Two factor authentication, where you have a physical key generator as well as a password you know, has been around in industry for a while. It’s the standard for ATM withdrawls — you have the card, and you also know something (the PIN). It’s now being introduced to the online world when Google recently introduced two factor support for accounts, which you should enable if you want to increase the security of your account.

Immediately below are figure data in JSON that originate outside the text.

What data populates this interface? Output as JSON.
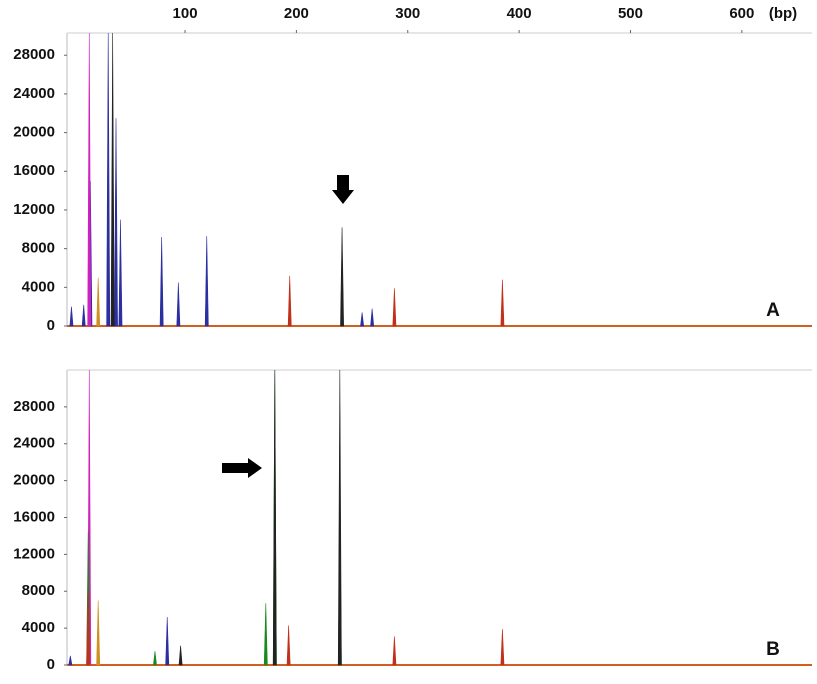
{
  "chart_data": [
    {
      "type": "electropherogram",
      "panel_label": "A",
      "xlabel": "(bp)",
      "xlim": [
        -6,
        663
      ],
      "xticks": [
        100,
        200,
        300,
        400,
        500,
        600
      ],
      "ylim": [
        0,
        30300
      ],
      "yticks": [
        0,
        4000,
        8000,
        12000,
        16000,
        20000,
        24000,
        28000
      ],
      "series": [
        {
          "color": "#2b2fa0",
          "x": [
            -2,
            9,
            15,
            31,
            38,
            42,
            79,
            94,
            119.5,
            259,
            268
          ],
          "values": [
            2000,
            2200,
            15000,
            30300,
            21500,
            11000,
            9200,
            4500,
            9300,
            1400,
            1800
          ]
        },
        {
          "color": "#d020c0",
          "x": [
            14
          ],
          "values": [
            30300
          ]
        },
        {
          "color": "#d09020",
          "x": [
            22
          ],
          "values": [
            5000
          ]
        },
        {
          "color": "#222222",
          "x": [
            35,
            241
          ],
          "values": [
            30300,
            10200
          ]
        },
        {
          "color": "#c0301a",
          "x": [
            194,
            288,
            385
          ],
          "values": [
            5200,
            3900,
            4800
          ]
        }
      ]
    },
    {
      "type": "electropherogram",
      "panel_label": "B",
      "xlim": [
        -6,
        663
      ],
      "ylim": [
        0,
        32000
      ],
      "yticks": [
        0,
        4000,
        8000,
        12000,
        16000,
        20000,
        24000,
        28000
      ],
      "series": [
        {
          "color": "#d020c0",
          "x": [
            14
          ],
          "values": [
            32000
          ]
        },
        {
          "color": "#1a8a1a",
          "x": [
            13,
            73,
            172.5,
            180.6,
            239
          ],
          "values": [
            14500,
            1500,
            6700,
            32000,
            14500
          ]
        },
        {
          "color": "#d09020",
          "x": [
            22
          ],
          "values": [
            7000
          ]
        },
        {
          "color": "#2b2fa0",
          "x": [
            -3,
            84
          ],
          "values": [
            1000,
            5200
          ]
        },
        {
          "color": "#222222",
          "x": [
            96,
            180.6,
            239
          ],
          "values": [
            2100,
            32000,
            32000
          ]
        },
        {
          "color": "#c0301a",
          "x": [
            13,
            193,
            288,
            385
          ],
          "values": [
            8000,
            4300,
            3100,
            3900
          ]
        }
      ]
    }
  ]
}
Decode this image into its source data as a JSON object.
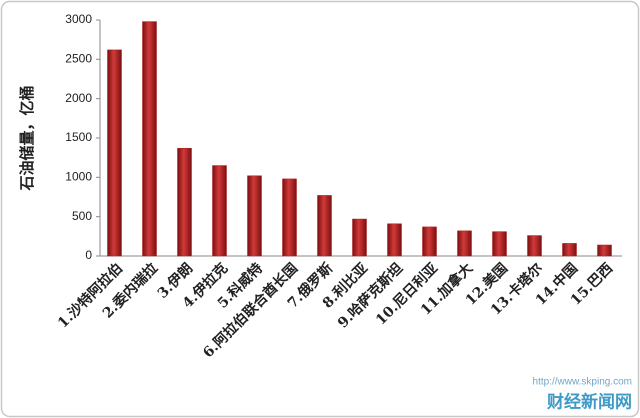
{
  "chart_data": {
    "type": "bar",
    "ylabel": "石油储量，亿桶",
    "categories": [
      "1.沙特阿拉伯",
      "2.委内瑞拉",
      "3.伊朗",
      "4.伊拉克",
      "5.科威特",
      "6.阿拉伯联合酋长国",
      "7.俄罗斯",
      "8.利比亚",
      "9.哈萨克斯坦",
      "10.尼日利亚",
      "11.加拿大",
      "12.美国",
      "13.卡塔尔",
      "14.中国",
      "15.巴西"
    ],
    "values": [
      2620,
      2980,
      1370,
      1150,
      1020,
      980,
      770,
      470,
      410,
      370,
      320,
      310,
      260,
      160,
      140
    ],
    "color": "#b01e1e",
    "ylim": [
      0,
      3000
    ],
    "yticks": [
      0,
      500,
      1000,
      1500,
      2000,
      2500,
      3000
    ],
    "grid": false
  },
  "watermark": {
    "url": "http://www.skping.com",
    "name": "财经新闻网"
  }
}
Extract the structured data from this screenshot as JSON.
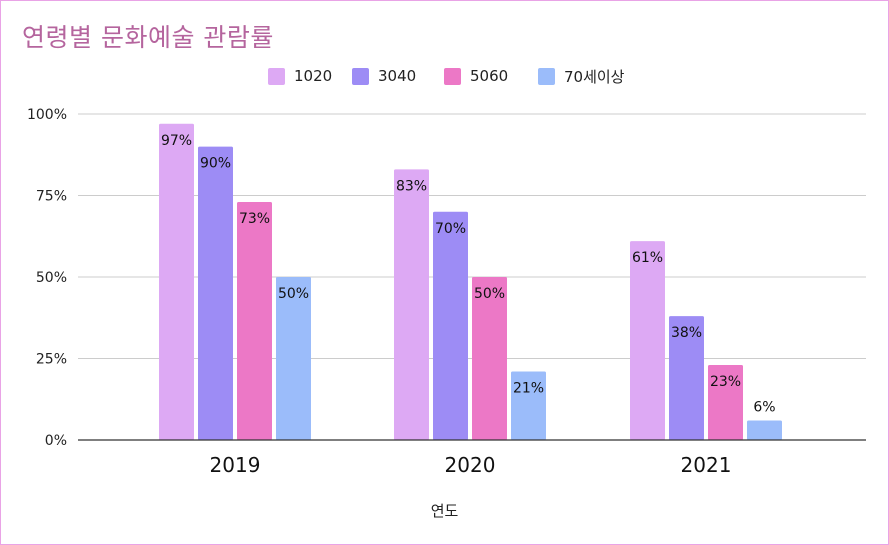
{
  "chart_data": {
    "type": "bar",
    "title": "연령별 문화예술 관람률",
    "xlabel": "연도",
    "ylabel": "",
    "categories": [
      "2019",
      "2020",
      "2021"
    ],
    "ylim": [
      0,
      100
    ],
    "yticks": [
      {
        "value": 0,
        "label": "0%"
      },
      {
        "value": 25,
        "label": "25%"
      },
      {
        "value": 50,
        "label": "50%"
      },
      {
        "value": 75,
        "label": "75%"
      },
      {
        "value": 100,
        "label": "100%"
      }
    ],
    "grid": true,
    "legend": "top-center",
    "series": [
      {
        "name": "1020",
        "color": "#dda9f4",
        "values": [
          97,
          83,
          61
        ],
        "labels": [
          "97%",
          "83%",
          "61%"
        ]
      },
      {
        "name": "3040",
        "color": "#9d8cf5",
        "values": [
          90,
          70,
          38
        ],
        "labels": [
          "90%",
          "70%",
          "38%"
        ]
      },
      {
        "name": "5060",
        "color": "#ec78c6",
        "values": [
          73,
          50,
          23
        ],
        "labels": [
          "73%",
          "50%",
          "23%"
        ]
      },
      {
        "name": "70세이상",
        "color": "#9bbcfa",
        "values": [
          50,
          21,
          6
        ],
        "labels": [
          "50%",
          "21%",
          "6%"
        ]
      }
    ]
  }
}
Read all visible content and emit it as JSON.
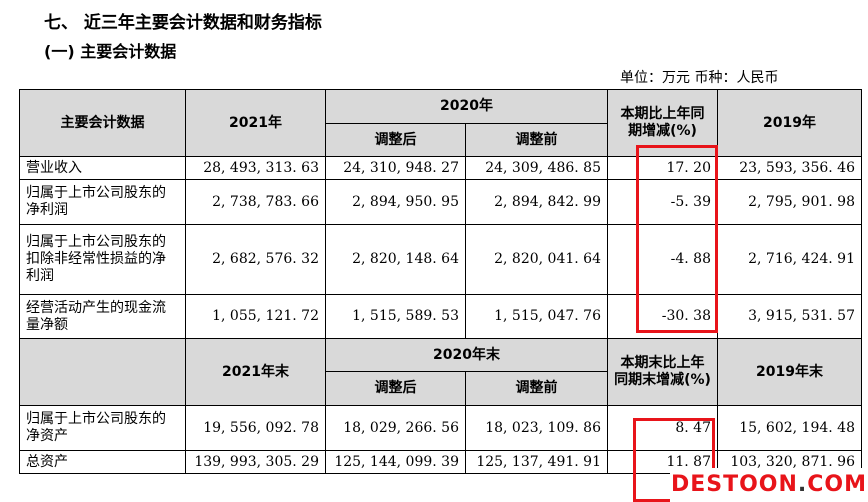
{
  "title": "七、  近三年主要会计数据和财务指标",
  "subtitle": "(一) 主要会计数据",
  "unit_note": "单位：万元   币种：人民币",
  "table1": {
    "header": {
      "col0": "主要会计数据",
      "col1": "2021年",
      "col2_group": "2020年",
      "col2a": "调整后",
      "col2b": "调整前",
      "col3": "本期比上年同期增减(%)",
      "col4": "2019年"
    },
    "rows": [
      {
        "label": "营业收入",
        "v2021": "28, 493, 313. 63",
        "adj": "24, 310, 948. 27",
        "pre": "24, 309, 486. 85",
        "chg": "17. 20",
        "v2019": "23, 593, 356. 46"
      },
      {
        "label": "归属于上市公司股东的净利润",
        "v2021": "2, 738, 783. 66",
        "adj": "2, 894, 950. 95",
        "pre": "2, 894, 842. 99",
        "chg": "-5. 39",
        "v2019": "2, 795, 901. 98"
      },
      {
        "label": "归属于上市公司股东的扣除非经常性损益的净利润",
        "v2021": "2, 682, 576. 32",
        "adj": "2, 820, 148. 64",
        "pre": "2, 820, 041. 64",
        "chg": "-4. 88",
        "v2019": "2, 716, 424. 91"
      },
      {
        "label": "经营活动产生的现金流量净额",
        "v2021": "1, 055, 121. 72",
        "adj": "1, 515, 589. 53",
        "pre": "1, 515, 047. 76",
        "chg": "-30. 38",
        "v2019": "3, 915, 531. 57"
      }
    ]
  },
  "table2": {
    "header": {
      "col1": "2021年末",
      "col2_group": "2020年末",
      "col2a": "调整后",
      "col2b": "调整前",
      "col3": "本期末比上年同期末增减(%)",
      "col4": "2019年末"
    },
    "rows": [
      {
        "label": "归属于上市公司股东的净资产",
        "v2021": "19, 556, 092. 78",
        "adj": "18, 029, 266. 56",
        "pre": "18, 023, 109. 86",
        "chg": "8. 47",
        "v2019": "15, 602, 194. 48"
      },
      {
        "label": "总资产",
        "v2021": "139, 993, 305. 29",
        "adj": "125, 144, 099. 39",
        "pre": "125, 137, 491. 91",
        "chg": "11. 87",
        "v2019": "103, 320, 871. 96"
      }
    ]
  },
  "watermark": {
    "main": "DESTOON",
    "dot": ".",
    "tld": "COM"
  },
  "colors": {
    "highlight_box": "#e8141a",
    "header_shade": "#d9d9d9"
  }
}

There are problems with physical keys as well - especially when they can be easily stolen. Common house keys can even be copied from photos taken hundreds of feet away. Fingerprints or DNA can be faked or lifted off of your body. Online, there is a problem with lack of implementation and support — for example, the iOS email client on iPhones currently doesn’t directly support two-factor authentication.
Summary
“100% secure” isn’t possible, because of the sheer number of players involved in authentication — but keeping your online accounts reasonably secure isn’t hard. If you run a site that has user logins, ensure that you’re using the appropriate cryptographic techniques. And if you’re a user, create complicated but memorable passwords using mnemonics that you don’t share between sites. If you follow these simple steps, you can minimize the chance that you will end up being the victim of an account hijacking.
We may never know what Steve Job’s passwords were, but that’s a good thing.